Monday, March 16, 2015

A new way to Identify Exoplanetary Rings

A novel method for identifying exoplanetary rings

Authors:

Zuluaga et al

Abstract:

The discovery of rings around extrasolar planets ("exorings") is one of the next breakthroughs in exoplanetary research. Previous studies have explored the feasibility of detecting exorings with present and future photometric sensitivities by seeking anomalous deviations in the residuals of a standard transit light curve fit, at the level of ~100 ppm for Kronian rings.

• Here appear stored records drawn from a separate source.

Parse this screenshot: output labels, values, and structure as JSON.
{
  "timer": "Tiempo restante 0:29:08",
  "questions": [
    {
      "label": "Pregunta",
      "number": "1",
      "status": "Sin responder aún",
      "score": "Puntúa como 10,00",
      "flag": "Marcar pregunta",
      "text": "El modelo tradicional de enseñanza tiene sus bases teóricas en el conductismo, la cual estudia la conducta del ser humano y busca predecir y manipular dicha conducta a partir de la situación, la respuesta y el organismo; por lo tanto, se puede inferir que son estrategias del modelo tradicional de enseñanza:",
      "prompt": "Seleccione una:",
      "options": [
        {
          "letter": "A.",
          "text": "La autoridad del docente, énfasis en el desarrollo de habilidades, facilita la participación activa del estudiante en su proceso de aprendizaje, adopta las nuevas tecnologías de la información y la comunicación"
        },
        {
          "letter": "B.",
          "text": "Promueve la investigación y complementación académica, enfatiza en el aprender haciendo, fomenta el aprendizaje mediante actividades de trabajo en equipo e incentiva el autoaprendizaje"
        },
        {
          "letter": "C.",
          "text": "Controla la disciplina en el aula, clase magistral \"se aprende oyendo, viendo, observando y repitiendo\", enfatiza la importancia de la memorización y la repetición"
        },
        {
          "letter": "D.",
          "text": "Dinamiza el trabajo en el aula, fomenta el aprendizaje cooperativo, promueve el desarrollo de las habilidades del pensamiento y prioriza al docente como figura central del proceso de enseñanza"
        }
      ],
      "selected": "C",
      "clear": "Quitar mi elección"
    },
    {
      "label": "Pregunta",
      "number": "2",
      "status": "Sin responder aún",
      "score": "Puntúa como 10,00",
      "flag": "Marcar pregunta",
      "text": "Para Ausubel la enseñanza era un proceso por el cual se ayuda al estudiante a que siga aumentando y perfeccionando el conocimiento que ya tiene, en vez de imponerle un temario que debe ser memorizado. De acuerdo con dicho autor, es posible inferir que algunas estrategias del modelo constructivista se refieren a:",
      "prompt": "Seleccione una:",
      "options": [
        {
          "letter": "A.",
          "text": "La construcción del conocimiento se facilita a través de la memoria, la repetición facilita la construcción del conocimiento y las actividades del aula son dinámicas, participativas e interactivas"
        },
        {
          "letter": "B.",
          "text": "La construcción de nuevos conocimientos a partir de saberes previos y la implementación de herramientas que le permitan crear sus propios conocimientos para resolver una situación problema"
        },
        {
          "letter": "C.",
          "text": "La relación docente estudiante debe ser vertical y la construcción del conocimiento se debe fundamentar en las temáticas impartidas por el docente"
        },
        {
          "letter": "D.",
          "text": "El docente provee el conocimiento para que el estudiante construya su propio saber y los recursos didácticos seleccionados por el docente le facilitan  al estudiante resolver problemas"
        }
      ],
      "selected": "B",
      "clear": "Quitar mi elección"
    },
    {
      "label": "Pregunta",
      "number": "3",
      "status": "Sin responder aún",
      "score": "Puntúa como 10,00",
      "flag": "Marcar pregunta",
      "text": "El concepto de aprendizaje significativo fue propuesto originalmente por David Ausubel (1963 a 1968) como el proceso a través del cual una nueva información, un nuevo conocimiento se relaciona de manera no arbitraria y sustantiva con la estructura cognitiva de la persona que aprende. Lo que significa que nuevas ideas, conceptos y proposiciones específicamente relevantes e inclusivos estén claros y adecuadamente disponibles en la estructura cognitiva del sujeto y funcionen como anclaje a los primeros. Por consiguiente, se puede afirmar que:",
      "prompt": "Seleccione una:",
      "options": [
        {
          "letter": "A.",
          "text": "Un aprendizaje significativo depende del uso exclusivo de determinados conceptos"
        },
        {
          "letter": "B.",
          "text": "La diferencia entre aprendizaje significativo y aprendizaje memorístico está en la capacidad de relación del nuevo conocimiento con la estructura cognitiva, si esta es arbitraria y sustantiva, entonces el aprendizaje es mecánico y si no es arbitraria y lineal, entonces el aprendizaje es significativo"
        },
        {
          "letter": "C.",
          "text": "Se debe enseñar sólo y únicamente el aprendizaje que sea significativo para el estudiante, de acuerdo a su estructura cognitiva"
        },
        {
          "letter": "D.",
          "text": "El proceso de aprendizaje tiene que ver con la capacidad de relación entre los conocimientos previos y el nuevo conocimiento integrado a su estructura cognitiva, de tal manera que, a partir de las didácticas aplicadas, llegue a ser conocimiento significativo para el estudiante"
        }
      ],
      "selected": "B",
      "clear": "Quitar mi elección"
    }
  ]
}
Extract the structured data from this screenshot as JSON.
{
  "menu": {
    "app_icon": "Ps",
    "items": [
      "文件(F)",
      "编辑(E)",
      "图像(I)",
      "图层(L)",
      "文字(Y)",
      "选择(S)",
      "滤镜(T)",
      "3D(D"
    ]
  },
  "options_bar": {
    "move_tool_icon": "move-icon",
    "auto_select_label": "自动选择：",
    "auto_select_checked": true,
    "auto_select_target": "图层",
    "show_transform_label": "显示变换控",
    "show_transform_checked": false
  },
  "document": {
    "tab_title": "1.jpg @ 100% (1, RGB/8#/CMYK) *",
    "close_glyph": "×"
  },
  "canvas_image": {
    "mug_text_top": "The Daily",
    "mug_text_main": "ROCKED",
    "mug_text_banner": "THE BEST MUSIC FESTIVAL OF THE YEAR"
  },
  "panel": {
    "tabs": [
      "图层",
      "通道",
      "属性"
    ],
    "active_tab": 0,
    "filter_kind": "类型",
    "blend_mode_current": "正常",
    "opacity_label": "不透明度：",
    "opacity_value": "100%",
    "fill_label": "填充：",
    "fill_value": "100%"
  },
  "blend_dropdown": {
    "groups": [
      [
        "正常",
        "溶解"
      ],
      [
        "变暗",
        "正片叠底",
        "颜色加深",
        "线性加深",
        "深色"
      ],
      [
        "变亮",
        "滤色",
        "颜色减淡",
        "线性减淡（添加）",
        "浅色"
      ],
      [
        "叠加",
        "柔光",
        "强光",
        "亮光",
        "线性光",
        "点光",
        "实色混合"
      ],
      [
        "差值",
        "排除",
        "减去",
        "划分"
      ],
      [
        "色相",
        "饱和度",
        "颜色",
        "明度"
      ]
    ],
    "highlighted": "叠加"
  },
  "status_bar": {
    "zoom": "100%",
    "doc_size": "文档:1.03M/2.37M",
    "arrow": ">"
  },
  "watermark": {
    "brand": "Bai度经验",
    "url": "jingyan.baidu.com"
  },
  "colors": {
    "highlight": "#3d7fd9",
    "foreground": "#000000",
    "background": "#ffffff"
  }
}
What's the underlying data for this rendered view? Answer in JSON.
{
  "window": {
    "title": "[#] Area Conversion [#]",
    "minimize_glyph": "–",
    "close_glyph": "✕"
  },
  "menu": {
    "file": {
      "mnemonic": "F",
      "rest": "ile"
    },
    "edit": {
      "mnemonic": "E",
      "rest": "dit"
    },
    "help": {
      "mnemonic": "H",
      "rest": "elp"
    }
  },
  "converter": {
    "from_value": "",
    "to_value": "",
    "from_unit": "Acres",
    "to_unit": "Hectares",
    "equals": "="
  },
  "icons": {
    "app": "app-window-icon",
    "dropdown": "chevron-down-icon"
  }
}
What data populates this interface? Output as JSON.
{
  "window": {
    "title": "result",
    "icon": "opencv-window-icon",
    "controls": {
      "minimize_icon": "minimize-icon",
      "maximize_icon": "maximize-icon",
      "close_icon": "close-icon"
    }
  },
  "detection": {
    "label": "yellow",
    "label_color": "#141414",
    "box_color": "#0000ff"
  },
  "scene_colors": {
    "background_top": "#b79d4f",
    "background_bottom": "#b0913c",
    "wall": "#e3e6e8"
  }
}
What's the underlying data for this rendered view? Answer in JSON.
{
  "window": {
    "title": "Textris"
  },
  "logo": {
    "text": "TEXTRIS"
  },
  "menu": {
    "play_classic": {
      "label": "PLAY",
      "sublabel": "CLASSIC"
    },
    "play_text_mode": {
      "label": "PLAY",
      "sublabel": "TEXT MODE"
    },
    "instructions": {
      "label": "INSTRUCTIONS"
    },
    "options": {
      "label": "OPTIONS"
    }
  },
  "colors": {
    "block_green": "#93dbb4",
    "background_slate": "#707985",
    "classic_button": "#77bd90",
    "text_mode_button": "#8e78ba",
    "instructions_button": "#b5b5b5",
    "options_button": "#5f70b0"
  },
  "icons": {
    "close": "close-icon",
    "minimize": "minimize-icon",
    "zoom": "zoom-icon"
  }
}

In this work, we explore two much larger observational consequences of exorings: (1) the significant increase in transit depth that may lead to misclassification of ringed planetary candidates as false-positives and/or the underestimation of planetary density; and (2) the so-called "photo-ring" effect, a new asterodensity profiling effect, revealed by a comparison of the light curve derived stellar density to that measured with independent methods (e.g. asteroseismology). Whilst these methods do not provide an unambiguous discovery of exorings, we show that the large amplitude of these effects combined with their relatively simple analytic description, makes them highly suited to large scale surveys to identify candidate ringed planets worthy of more detailed investigation. Moreover, these methods lend themselves to ensemble analyses seeking to uncover evidence for a population of ringed planets. We describe the method in detail, develop the basic underlying formalism and test it in the parameter space of rings and transit configuration. We discuss the prospects of using the method for the first systematic search of exoplanetary rings in the Kepler database and provide basic computational code for implementing it.